Comparison of mean luminescence (cps mm⁻²) from vetch roots inoculated with biosensors in the wild-type Rlv3841 background. Biosensors detect Xyl (A), Fru (B), Suc (C), myo-inositol (D), malonate (E), C4-dicarboxylates (F), Phe (G), GABA (H), and hesperetin (I). se values are shown by error bars. Differences between each time point (ANOVA with posthoc Tukey’s test, P < 0.05) are reported in Supplemental Table S8. Nodules are visible to the naked eye from 8 dpi.

Figure 6.

Time course of hesperetin detection on a vetch seedling root from 1 to 22 dpi.
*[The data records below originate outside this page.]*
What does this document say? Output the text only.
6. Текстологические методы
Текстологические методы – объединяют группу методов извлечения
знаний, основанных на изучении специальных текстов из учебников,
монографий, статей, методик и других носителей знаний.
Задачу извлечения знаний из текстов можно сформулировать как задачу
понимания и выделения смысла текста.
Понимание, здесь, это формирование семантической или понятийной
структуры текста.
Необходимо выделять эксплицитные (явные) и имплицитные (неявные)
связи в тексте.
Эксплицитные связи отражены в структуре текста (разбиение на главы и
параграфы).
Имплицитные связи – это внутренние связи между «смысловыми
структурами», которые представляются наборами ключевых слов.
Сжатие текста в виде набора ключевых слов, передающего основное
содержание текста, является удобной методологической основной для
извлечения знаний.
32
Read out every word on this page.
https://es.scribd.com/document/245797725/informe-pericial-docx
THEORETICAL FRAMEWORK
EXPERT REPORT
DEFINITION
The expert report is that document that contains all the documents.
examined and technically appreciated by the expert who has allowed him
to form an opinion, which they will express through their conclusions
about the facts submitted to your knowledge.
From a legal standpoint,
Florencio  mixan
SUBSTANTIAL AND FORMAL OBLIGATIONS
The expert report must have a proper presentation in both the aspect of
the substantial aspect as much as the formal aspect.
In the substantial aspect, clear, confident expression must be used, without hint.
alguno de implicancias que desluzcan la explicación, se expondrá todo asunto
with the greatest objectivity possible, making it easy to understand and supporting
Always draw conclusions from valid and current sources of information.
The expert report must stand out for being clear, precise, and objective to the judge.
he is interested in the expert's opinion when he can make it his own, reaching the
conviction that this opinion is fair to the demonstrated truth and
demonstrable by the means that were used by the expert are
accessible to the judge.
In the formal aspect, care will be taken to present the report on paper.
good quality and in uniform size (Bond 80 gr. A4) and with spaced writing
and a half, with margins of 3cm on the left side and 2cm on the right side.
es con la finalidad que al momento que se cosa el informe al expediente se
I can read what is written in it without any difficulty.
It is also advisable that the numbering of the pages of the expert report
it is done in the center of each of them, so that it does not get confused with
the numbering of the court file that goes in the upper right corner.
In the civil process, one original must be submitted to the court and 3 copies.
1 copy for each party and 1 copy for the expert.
Arrowheads indicate spots where luminescence is concentrated and a nodule forms later.

Figure 7.

Summary of metabolite detection on pea roots: in the rhizosphere (≤11 dpi) and within nitrogen-fixing nodules (≥15 dpi). Lines on the left side group similar chemicals into sugars and polyols, organic acids, amino acids, and flavonoids. Colors show levels detected in rhizosphere and nodules: high, red; medium, dark pink; low, pale pink; barely detected, gray; not detected, black.